各容疑者に完全な「私的真実」を用意する。 公の演技だけでは足りません。プレイヤーは想定外の順序で直球を投げてきます。何を知っていて、どこまで圧力をかければ認め、最後まで否認するのは何かを書き切ること。
開始前に解答が固定されていること。 プレイヤーの推測に合わせて犯人が決まる作品はミステリではなく、遺体つきの即興劇です。固定された真実こそが推理に意味を与えます。

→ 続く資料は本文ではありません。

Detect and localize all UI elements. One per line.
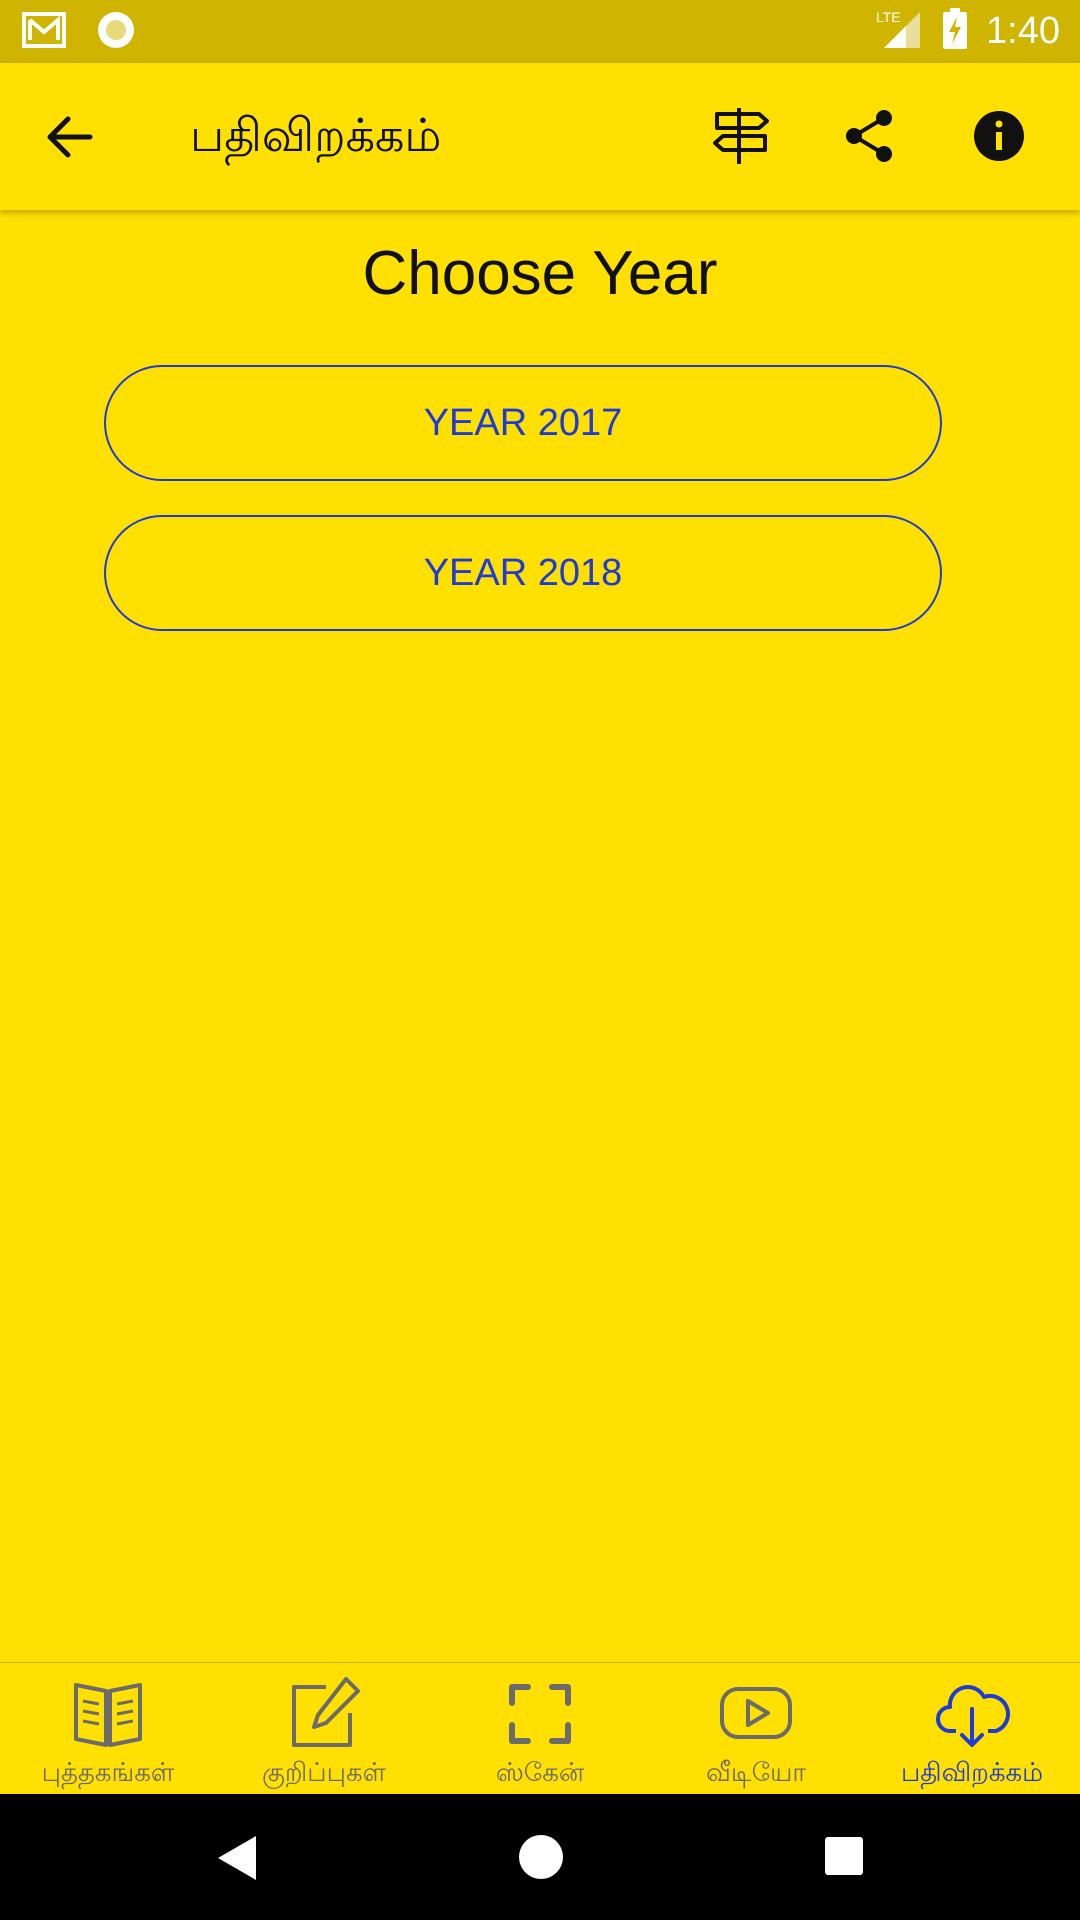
cloud-download-icon — [936, 1685, 1010, 1747]
nav-label-scan: ஸ்கேன் — [495, 1757, 585, 1787]
nav-label-books: புத்தகங்கள் — [41, 1757, 175, 1787]
year-2017-button[interactable]: YEAR 2017 — [104, 365, 942, 481]
choose-year-heading: Choose Year — [362, 239, 718, 308]
back-triangle-icon[interactable] — [214, 1834, 258, 1887]
lte-signal-icon: LTE — [876, 8, 924, 55]
nav-label-download: பதிவிறக்கம் — [900, 1757, 1044, 1787]
year-button-label: YEAR 2017 — [423, 401, 623, 444]
share-icon — [846, 110, 892, 162]
info-button[interactable] — [966, 103, 1032, 169]
bottom-navigation: புத்தகங்கள் குறிப்புகள் ஸ்கேன் வீடியோ பத… — [0, 1662, 1080, 1795]
nav-item-scan[interactable]: ஸ்கேன் — [432, 1663, 648, 1795]
book-icon — [74, 1683, 142, 1747]
nav-item-video[interactable]: வீடியோ — [648, 1663, 864, 1795]
year-2018-button[interactable]: YEAR 2018 — [104, 515, 942, 631]
nav-item-notes[interactable]: குறிப்புகள் — [216, 1663, 432, 1795]
signpost-button[interactable] — [708, 103, 774, 169]
clock: 1:40 — [986, 10, 1060, 52]
edit-note-icon — [292, 1677, 360, 1747]
battery-charging-icon — [942, 8, 968, 55]
arrow-back-icon — [47, 116, 93, 158]
page-title: பதிவிறக்கம் — [190, 109, 442, 161]
video-play-icon — [720, 1687, 792, 1739]
scan-icon — [509, 1684, 571, 1744]
nav-item-download[interactable]: பதிவிறக்கம் — [864, 1663, 1080, 1795]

構造を内側から見たいなら、事件を一つ遊んでみるのが早い。容疑者がどこまで自分から話し、どこからは引き出さないと出ないかに注目してください。完璧な証言は物証と証言の力関係の教材として、雪夜の追跡は真と見かけの二本のタイムラインが並走する例として、それぞれよくできています。
よくある質問
どれくらいの長さで書けばいいですか?
長編の本格はおおむね原稿用紙換算で400〜600枚。短編は容疑者を三人に絞れば30〜60枚で成立します。マーダーミステリーのシナリオは配分がまったく違い、地の文は少なく、キャラクターごとの個別ハンドアウトが主役です。一人あたり数千字プラスGM用タイムラインを見込んでください。
読者に解かせるべきですか?
解ける状態にしておき、大半には解かれないのが理想です。注意深い読者十人に一人が正しい理由で当てるくらい。誰も当てられないなら何かを隠しており、全員当てるならミスディレクションが足りていません。
動機を説得力あるものにするには?
動機とは「殺す理由」ではなく、「この人物がこの状況にこれ以上耐えられなくなった理由」です。先に心理を作り、それから、ありえない行為が一瞬だけありうるものに変わる引き金を探すこと。
結末を決めずに書き始めてもいいですか?
下書きはできますが、全部書き直すことになります。ミステリは発見的な執筆の代償が構造的に高い唯一のジャンルです。直感で置いた手がかりは、答えが決まった後に全部照準し直す必要があります。真相だけ先に決め、あとは自由に書いてください。
手を上げるには何を読めばいいですか?
黄金時代のパズル寄りをノート片手に読むこと。クリスティは人物によるミスディレクション、カーは不可能犯罪の構築、そして国内の本格はフェアネスの限界事例として。そのあと現代のフェアプレイ作品を一冊選び、手がかり台帳を逆算で復元してみる。この演習を二回やるほうが、どんな創作論より効きます。